Minimal Microscopic Heat Engine published in Phys. Rev. E

Experimental realization of a minimal microscopic heat engine

Experimental realization of a minimal microscopic heat engine
Aykut Argun, Jalpa Soni, Lennart Dabelow, Stefano Bo, Giuseppe Pesce, Ralf Eichhorn & Giovanni Volpe
Physical Review E 96(5), 052106 (2017)
DOI: 10.1103/PhysRevE.96.052106
arXiv: 1708.07197

Microscopic heat engines are microscale systems that convert energy flows between heat reservoirs into work or systematic motion. We have experimentally realized a minimal microscopic heat engine. It consists of a colloidal Brownian particle optically trapped in an elliptical potential well and simultaneously coupled to two heat baths at different temperatures acting along perpendicular directions.
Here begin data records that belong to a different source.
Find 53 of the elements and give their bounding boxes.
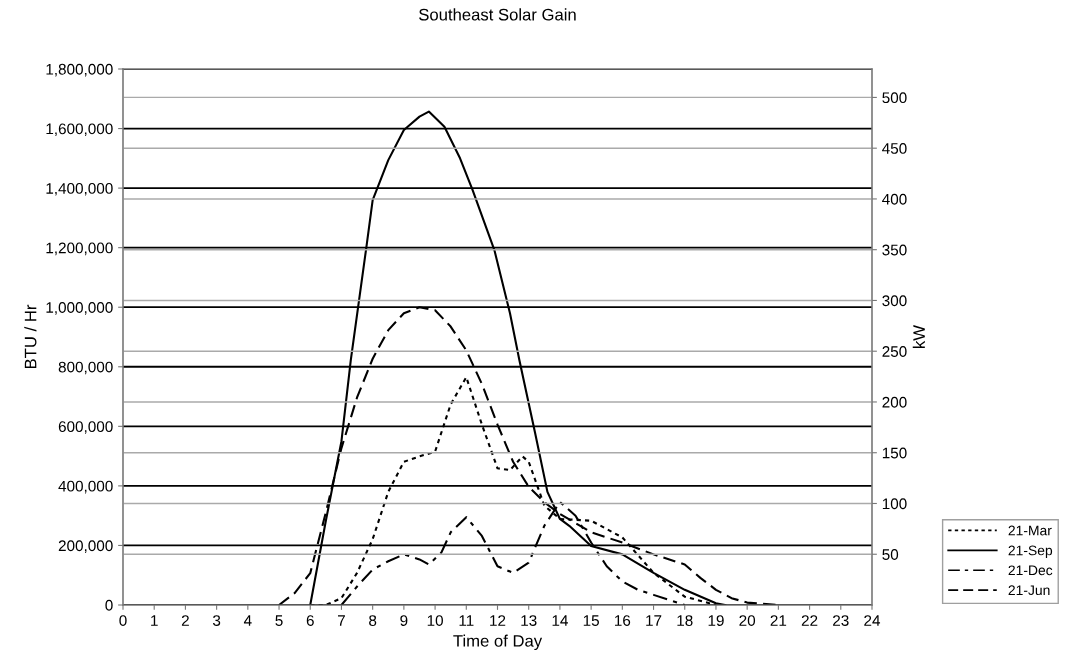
x-tick-label: 8 [369,615,377,626]
y2-tick-label: 200 [882,396,907,408]
legend-label: 21-Jun [1008,585,1050,596]
y-tick-label: 800,000 [58,361,113,375]
x-tick-label: 10 [427,615,443,626]
y-tick-label: 1,800,000 [46,63,113,77]
y2-tick-label: 350 [882,244,907,256]
y-tick-label: 1,600,000 [46,123,113,137]
y2-tick-label: 150 [882,447,907,459]
x-tick-label: 12 [490,615,506,626]
x-tick-label: 0 [119,615,127,626]
y2-axis-title: kW [912,325,925,348]
x-tick-label: 24 [864,615,881,626]
y-tick-label: 1,400,000 [46,182,113,196]
y-tick-label: 200,000 [58,540,113,553]
x-tick-label: 17 [646,615,662,626]
x-tick-label: 22 [801,615,818,626]
x-tick-label: 18 [677,615,693,626]
y-axis-title: BTU / Hr [24,304,37,369]
y2-tick-label: 250 [882,346,907,357]
x-tick-label: 2 [181,615,189,626]
x-tick-label: 21 [770,615,787,626]
x-tick-label: 16 [615,615,631,626]
legend-label: 21-Dec [1008,565,1053,576]
y2-tick-label: 500 [882,92,907,104]
y-tick-label: 600,000 [58,421,113,434]
x-tick-label: 11 [459,615,474,626]
legend-label: 21-Mar [1008,525,1052,536]
chart-title: Southeast Solar Gain [419,8,576,21]
y-tick-label: 400,000 [58,480,113,494]
x-tick-label: 13 [521,615,537,626]
y2-tick-label: 100 [882,498,907,510]
x-tick-label: 4 [243,615,252,626]
x-tick-label: 14 [552,615,568,626]
x-tick-label: 6 [306,615,314,626]
y2-tick-label: 50 [882,549,899,560]
x-tick-label: 1 [151,615,158,626]
y2-tick-label: 450 [882,143,907,154]
x-tick-label: 3 [212,615,221,626]
x-tick-label: 7 [337,615,345,626]
y2-tick-label: 300 [882,295,907,307]
y2-tick-label: 400 [882,193,907,205]
y-tick-label: 1,000,000 [46,302,113,315]
x-axis-title: Time of Day [453,634,543,651]
x-tick-label: 19 [708,615,724,626]
x-tick-label: 9 [400,615,408,626]
x-tick-label: 23 [833,615,849,626]
x-tick-label: 15 [583,615,599,626]
y-tick-label: 1,200,000 [46,242,113,256]
legend-label: 21-Sep [1008,545,1053,559]
y-tick-label: 0 [105,599,113,611]
x-tick-label: 20 [739,615,756,626]
x-tick-label: 5 [275,615,283,626]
For a generic arrangement of the principal directions of the baths and the potential, the symmetry of the system is broken, such that the heat flow drives a systematic gyrating motion of the particle around the potential minimum. Using the experimentally measured trajectories, we quantify the gyrating motion of the particle, the resulting torque that it exerts on the potential, and the associated heat flow between the heat baths. We find excellent agreement between the experimental results and the theoretical predictions.